Turning to Wall Street, AIRR has a Hold consensus rating, as 67.25% of analyst ratings are Buys, 29.24% are Holds, and 3.51% are Sells. At $59.16, the average AIRR stock price target implies 8.65% upside potential.

An Amazing Performance

AIRR has put up a monster performance in recent years. As of the end of the most recent quarter in June, AIRR has an incredible one-year total return of 45.4%. Over the past three years, AIRR has had an impressive annualized return of 30.9%. Going out to five years, AIRR’s annualized return of 15.4% is still impressive. Lastly, while AIRR hasn’t yet been around for a decade to post a 10-year return, it has a solid 11.6% total annualized return since its inception in 2014. 

These returns put AIRR in good company as an ETF that can say it has beaten the market over time. For comparison, as of the end of June, the Vanguard S&P 500 ETF (NYSEARCA:VOO) has a three-year annualized total return of 14.6% and a five-year annualized total return of 12.3%.

AIRR has even outperformed the hard-charging Nasdaq (NDX) — the popular Invesco QQQ Trust (NASDAQ:QQQ) has a three-year annualized total return of 15% and a five-year annualized total return of 17.4% over the same time frame.

Hefty Fees

Overall, AIRR sounds like a promising investment so far, but here’s the one downside that investors need to keep in mind: AIRR is expensive. With an expense ratio of 0.70%, AIRR is among the more expensive equity ETFs that you’ll find.

This expense ratio means that an investor putting $10,000 into AIRR will have to pay $70 in fees. But these fees also compound over time. After 10 years, assuming the expense ratio remains 0.70% and that the fund returns 5% per annum, the same AIRR investor will have paid a whopping $871 in fees. 

Investor Takeaway

Overall, I like AIRR. It has an interesting and unique investment theme and gives investors exposure to a lot of holdings that you won’t find in many other ETFs. It has proven itself as a strong performer that has beaten the broader market over time.

On the downside, sell-side analysts and TipRanks’ Smart Score seem a bit less enthusiastic about AIRR, with neutral ratings.

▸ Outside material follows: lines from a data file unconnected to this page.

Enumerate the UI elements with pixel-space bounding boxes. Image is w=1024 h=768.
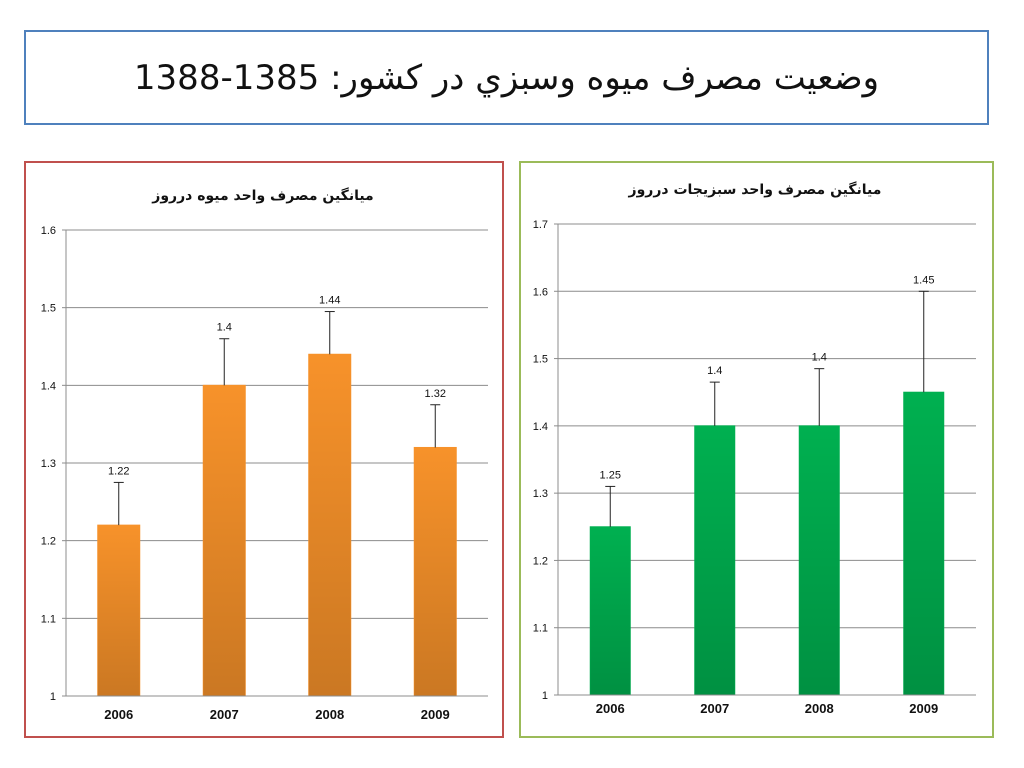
y-tick-label: 1.3 xyxy=(41,458,56,470)
x-category-label: 2008 xyxy=(805,701,834,716)
bar-shade xyxy=(97,525,140,696)
chart-title: ميانگين مصرف واحد ميوه درروز xyxy=(151,187,373,204)
x-category-label: 2006 xyxy=(596,701,625,716)
y-tick-label: 1.2 xyxy=(533,555,548,567)
data-label: 1.4 xyxy=(217,322,232,334)
slide-title-box: وضعيت مصرف ميوه وسبزي در كشور: 1385-1388 xyxy=(24,30,989,125)
chart-title: ميانگين مصرف واحد سبزيجات درروز xyxy=(628,181,882,198)
bar-shade xyxy=(694,425,735,695)
data-label: 1.4 xyxy=(812,352,827,364)
x-category-label: 2008 xyxy=(315,707,344,722)
y-tick-label: 1.5 xyxy=(533,354,548,366)
x-category-label: 2009 xyxy=(421,707,450,722)
y-tick-label: 1.5 xyxy=(41,303,56,315)
y-tick-label: 1.1 xyxy=(41,613,56,625)
y-tick-label: 1.6 xyxy=(41,225,56,237)
bar-shade xyxy=(414,447,457,696)
fruit-consumption-chart: ميانگين مصرف واحد ميوه درروز 1 1.1 1.2 1.3 1.… xyxy=(41,187,488,722)
x-category-label: 2007 xyxy=(700,701,729,716)
data-label: 1.32 xyxy=(425,388,446,400)
bar-shade xyxy=(903,392,944,695)
vegetable-consumption-chart: ميانگين مصرف واحد سبزيجات درروز 1 1.1 1.2 1.… xyxy=(533,181,976,716)
y-tick-label: 1.4 xyxy=(533,421,548,433)
y-tick-label: 1 xyxy=(50,691,56,703)
bar-shade xyxy=(590,526,631,695)
bar-shade xyxy=(308,354,351,696)
vegetable-chart-panel: ميانگين مصرف واحد سبزيجات درروز 1 1.1 1.2 1.… xyxy=(519,161,994,738)
x-category-label: 2007 xyxy=(210,707,239,722)
bar-shade xyxy=(799,425,840,695)
data-label: 1.44 xyxy=(319,295,340,307)
y-tick-label: 1.6 xyxy=(533,286,548,298)
x-category-label: 2009 xyxy=(909,701,938,716)
x-category-label: 2006 xyxy=(104,707,133,722)
data-label: 1.22 xyxy=(108,465,129,477)
bar-shade xyxy=(203,385,246,696)
data-label: 1.4 xyxy=(707,365,722,377)
y-tick-label: 1.2 xyxy=(41,536,56,548)
fruit-chart-panel: ميانگين مصرف واحد ميوه درروز 1 1.1 1.2 1.3 1.… xyxy=(24,161,504,738)
data-label: 1.25 xyxy=(600,469,621,481)
y-tick-label: 1.4 xyxy=(41,380,56,392)
y-tick-label: 1.1 xyxy=(533,623,548,635)
y-tick-label: 1.7 xyxy=(533,219,548,231)
y-tick-label: 1.3 xyxy=(533,488,548,500)
y-tick-label: 1 xyxy=(542,690,548,702)
slide-title: وضعيت مصرف ميوه وسبزي در كشور: 1385-1388 xyxy=(133,57,880,98)
data-label: 1.45 xyxy=(913,274,934,286)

However, the main downside investors need to keep in mind is its high expense ratio. If investors feel confident in the belief that AIRR will continue to soundly outperform the market over time, then they will likely feel comfortable paying this high fee.

Still, if AIRR reverts to the mean and performs similarly to the broader market or even underperforms it at some point in the future, then this fee could become painful quickly. Overall, I view AIRR as a very interesting ETF, and it’s one that I’ve added to the top of my watchlist, but investors will need to decide if they are comfortable with AIRR’s fee before investing.